Let $A \subseteq \mathbb N$. Define the asymptotic density of $A$ as $$d(A) = \lim_{n\to \infty}\frac {|A \cap \{1,...,n\}|}{n}$$
If $A\cap B=\emptyset$, $d(A)$ and $d(B)$ are defined, is $d(A\cup B)$ defined too?
I know someone has asked a similar question here: If two sets have a natural (asymptotic) density, does their union?
But in that thread, $A$ and $B$ might not be disjoint.
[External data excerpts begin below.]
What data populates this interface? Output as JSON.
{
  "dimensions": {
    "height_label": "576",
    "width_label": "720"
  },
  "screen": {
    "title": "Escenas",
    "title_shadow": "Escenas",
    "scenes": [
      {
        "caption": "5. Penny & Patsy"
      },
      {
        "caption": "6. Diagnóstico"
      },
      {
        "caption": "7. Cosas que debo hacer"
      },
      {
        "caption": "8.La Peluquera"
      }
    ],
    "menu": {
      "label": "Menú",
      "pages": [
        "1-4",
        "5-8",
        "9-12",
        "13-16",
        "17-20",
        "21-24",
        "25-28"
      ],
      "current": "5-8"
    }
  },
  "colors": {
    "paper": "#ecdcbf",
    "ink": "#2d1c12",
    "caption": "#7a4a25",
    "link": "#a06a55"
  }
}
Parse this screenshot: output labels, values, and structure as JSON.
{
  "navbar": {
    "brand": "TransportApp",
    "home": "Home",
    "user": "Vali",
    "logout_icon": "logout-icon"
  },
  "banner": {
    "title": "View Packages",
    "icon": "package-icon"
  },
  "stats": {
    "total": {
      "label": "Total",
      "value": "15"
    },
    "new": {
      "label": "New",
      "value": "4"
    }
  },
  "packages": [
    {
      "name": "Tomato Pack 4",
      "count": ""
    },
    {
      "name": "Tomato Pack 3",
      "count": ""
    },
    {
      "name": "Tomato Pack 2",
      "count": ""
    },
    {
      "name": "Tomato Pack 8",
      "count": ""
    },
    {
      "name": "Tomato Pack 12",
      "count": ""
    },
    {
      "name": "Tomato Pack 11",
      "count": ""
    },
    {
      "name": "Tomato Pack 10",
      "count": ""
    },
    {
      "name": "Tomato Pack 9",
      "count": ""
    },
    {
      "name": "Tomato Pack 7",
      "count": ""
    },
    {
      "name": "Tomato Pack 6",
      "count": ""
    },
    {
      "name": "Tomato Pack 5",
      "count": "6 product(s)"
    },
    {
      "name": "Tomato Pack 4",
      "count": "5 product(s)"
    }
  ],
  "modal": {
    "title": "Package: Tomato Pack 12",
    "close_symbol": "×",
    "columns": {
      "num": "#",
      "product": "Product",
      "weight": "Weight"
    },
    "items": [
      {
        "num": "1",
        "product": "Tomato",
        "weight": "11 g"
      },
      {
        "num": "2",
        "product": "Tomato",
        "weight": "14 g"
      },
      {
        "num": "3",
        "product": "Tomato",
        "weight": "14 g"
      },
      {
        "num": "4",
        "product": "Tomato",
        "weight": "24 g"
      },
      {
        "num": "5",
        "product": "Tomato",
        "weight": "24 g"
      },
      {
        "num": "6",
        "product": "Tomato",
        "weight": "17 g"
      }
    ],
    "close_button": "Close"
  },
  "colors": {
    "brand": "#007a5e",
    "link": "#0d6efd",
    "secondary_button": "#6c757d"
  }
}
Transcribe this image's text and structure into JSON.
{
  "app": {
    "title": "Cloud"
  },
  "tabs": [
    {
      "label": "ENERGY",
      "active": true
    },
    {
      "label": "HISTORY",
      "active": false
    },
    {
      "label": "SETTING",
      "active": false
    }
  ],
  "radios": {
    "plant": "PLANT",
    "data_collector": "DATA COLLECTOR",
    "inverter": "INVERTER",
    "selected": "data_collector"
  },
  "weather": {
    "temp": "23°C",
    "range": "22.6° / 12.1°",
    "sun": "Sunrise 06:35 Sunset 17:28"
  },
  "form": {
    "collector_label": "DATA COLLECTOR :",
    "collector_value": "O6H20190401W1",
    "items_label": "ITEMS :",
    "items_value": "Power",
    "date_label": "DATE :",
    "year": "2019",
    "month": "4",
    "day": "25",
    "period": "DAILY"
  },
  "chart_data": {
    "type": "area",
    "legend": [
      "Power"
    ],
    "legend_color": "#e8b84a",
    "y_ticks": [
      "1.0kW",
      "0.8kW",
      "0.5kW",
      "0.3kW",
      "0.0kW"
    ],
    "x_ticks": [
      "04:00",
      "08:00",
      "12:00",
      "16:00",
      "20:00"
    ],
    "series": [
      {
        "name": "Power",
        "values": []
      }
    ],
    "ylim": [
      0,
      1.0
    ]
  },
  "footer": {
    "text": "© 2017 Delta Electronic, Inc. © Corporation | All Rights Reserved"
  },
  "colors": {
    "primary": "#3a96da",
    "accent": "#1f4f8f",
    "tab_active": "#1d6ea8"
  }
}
Note that $$ \begin{eqnarray}d(A\cup B)&=&\lim_{n\rightarrow\infty}\frac{\left|(A\cup B)\cap [n]\right|}{n}\\&=&\lim_{n\rightarrow\infty}\frac{\left|A\cap[n]\right|+\left|B\cap[n]\right|-\left|(A\cap B)\cap[n]\right|}{n}\\ &=&\lim_{n\rightarrow\infty}\frac{\left|A\cap[n]\right|}{n}+\lim_{n\rightarrow\infty}\frac{\left|B\cap[n]\right|}{n}-\lim_{n\rightarrow\infty}\frac{\left|A\cap B \cap[n]\right|}{n}\\ &=&d(A)+d(B)-d(A\cap B) \end{eqnarray} $$ (where $[n]\equiv\{1,2,\ldots,n\}$), assuming that the limits on the right-hand side converge. So if $A\cap B=\emptyset$ (or even under the weaker condition that $d(A\cap B)=0$), then $$d(A\cup B)=d(A)+d(B).$$